Computer systems have already triumphed over their fleshy counterparts at chess, Jeopardy, as well as the complex game of Go. Now, there's a computer that can defeat humans in a far more nuanced competition: debate.
IBM Debuts Project Debater
On Monday, June 18, IBM Research introduced the world to Project Debater, an AI supercomputer that can hold a substantive debate with a human with a sense of humor, little tact, and occasionally powerful arguments.
Project Debater, which IBM has been training since 2012, took on two Israeli debating champions: Dan Zafrir and Noa Ovadia. The debaters, both human and computer, were not aware of the topics in advance. Each side started off with a four-minute introductory speech, a four-minute rebuttal, and finally each competitor was given two minutes two make a closing argument.
The AI system participated in debates about whether governments should subsidize space exploration and whether telemedicine should play a bigger role in health care.

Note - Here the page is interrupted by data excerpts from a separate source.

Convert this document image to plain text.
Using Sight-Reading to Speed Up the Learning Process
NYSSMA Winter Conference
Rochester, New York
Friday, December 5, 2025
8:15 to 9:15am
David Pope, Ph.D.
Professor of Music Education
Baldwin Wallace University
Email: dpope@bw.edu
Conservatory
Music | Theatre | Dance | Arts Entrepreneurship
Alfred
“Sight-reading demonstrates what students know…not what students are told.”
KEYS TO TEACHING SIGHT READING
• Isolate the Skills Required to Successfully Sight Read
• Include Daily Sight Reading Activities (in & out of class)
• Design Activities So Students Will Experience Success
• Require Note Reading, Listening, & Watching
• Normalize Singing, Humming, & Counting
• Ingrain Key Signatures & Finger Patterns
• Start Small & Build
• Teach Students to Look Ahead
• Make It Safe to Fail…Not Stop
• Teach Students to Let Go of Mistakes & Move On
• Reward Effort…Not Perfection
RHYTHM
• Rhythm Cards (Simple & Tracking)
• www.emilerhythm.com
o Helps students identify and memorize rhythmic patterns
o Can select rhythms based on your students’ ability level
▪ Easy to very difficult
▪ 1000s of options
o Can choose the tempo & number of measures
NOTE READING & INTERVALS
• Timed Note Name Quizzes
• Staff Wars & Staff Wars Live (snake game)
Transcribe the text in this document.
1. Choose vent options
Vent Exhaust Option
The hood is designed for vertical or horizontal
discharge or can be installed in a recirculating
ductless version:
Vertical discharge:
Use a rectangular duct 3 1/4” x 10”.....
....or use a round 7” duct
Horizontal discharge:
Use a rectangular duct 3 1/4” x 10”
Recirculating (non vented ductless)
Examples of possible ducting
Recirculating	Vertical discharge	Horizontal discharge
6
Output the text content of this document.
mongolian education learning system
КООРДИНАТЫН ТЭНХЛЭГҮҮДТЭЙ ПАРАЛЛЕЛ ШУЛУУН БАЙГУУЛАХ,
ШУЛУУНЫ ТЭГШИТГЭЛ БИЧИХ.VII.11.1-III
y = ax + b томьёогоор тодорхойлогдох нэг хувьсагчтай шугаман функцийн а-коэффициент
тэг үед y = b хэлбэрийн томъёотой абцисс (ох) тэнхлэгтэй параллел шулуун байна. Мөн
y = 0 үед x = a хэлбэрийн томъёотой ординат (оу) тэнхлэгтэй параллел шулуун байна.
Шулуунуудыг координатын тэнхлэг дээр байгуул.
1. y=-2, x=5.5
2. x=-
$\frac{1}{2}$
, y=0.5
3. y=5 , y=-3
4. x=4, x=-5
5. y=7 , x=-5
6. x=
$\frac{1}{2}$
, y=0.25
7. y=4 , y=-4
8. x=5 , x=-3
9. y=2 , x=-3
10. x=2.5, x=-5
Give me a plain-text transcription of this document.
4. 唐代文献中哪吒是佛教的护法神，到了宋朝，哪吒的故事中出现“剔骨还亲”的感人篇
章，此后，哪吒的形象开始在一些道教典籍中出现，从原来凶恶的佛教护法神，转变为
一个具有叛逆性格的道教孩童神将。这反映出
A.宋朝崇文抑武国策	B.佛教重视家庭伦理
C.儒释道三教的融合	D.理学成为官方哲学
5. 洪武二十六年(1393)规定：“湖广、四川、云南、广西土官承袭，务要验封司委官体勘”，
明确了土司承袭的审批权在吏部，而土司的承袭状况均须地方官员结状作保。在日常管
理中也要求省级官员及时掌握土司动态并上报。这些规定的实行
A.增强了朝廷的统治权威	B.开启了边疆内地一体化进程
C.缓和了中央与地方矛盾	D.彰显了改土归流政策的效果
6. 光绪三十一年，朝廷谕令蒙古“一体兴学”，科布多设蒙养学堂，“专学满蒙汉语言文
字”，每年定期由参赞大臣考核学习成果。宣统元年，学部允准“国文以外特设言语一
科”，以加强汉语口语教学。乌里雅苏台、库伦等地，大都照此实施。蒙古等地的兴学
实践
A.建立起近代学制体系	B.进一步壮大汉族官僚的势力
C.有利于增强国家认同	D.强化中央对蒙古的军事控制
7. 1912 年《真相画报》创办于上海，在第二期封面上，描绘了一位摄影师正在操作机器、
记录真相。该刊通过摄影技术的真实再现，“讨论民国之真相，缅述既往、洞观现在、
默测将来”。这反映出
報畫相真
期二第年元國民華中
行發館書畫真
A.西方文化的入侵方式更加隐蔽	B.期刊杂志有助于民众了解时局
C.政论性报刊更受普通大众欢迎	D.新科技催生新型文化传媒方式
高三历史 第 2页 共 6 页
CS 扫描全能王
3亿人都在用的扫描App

Debater Can Argue, Rebut, And Debate With Humans
Debater demonstrated its ability to listen to the opponent's argument and then try to undermine it, just like humans would. There were times when the computer even attempted to guess what the opponents would say and deliver a preemptive argument against it.
Here's how it works. Debater can pull up information to support its position from its data bank, which has "several hundred million articles." It also has a framework of pre-built arguments and even jokes that it seeks opportunities to deploy.
The AI also dropped the odd joke when arguing in favor of telemedicine.
"I can't say it makes my blood boil because I have no blood," the computer quipped.
How Did The AI Perform?
The Debater's performance was evaluated by audience members that included journalists and IBM staffers. The audience members were asked their opinion on the subject before and after the debate and which participant made the most compelling arguments, so IBM could measure how Project Debater fared against its human opponents.
In the first debate, the audience voted Ovadia as the winner in "delivering" the argument, but Debater scored more points when it came to "knowledge enrichment."
In the second debate against Zafrir, IBM's AI computer was the clear winner. Not only did it convince nine audience members' to change their stance but also outscored Zafrir in both argument delivery and knowledge enrichment.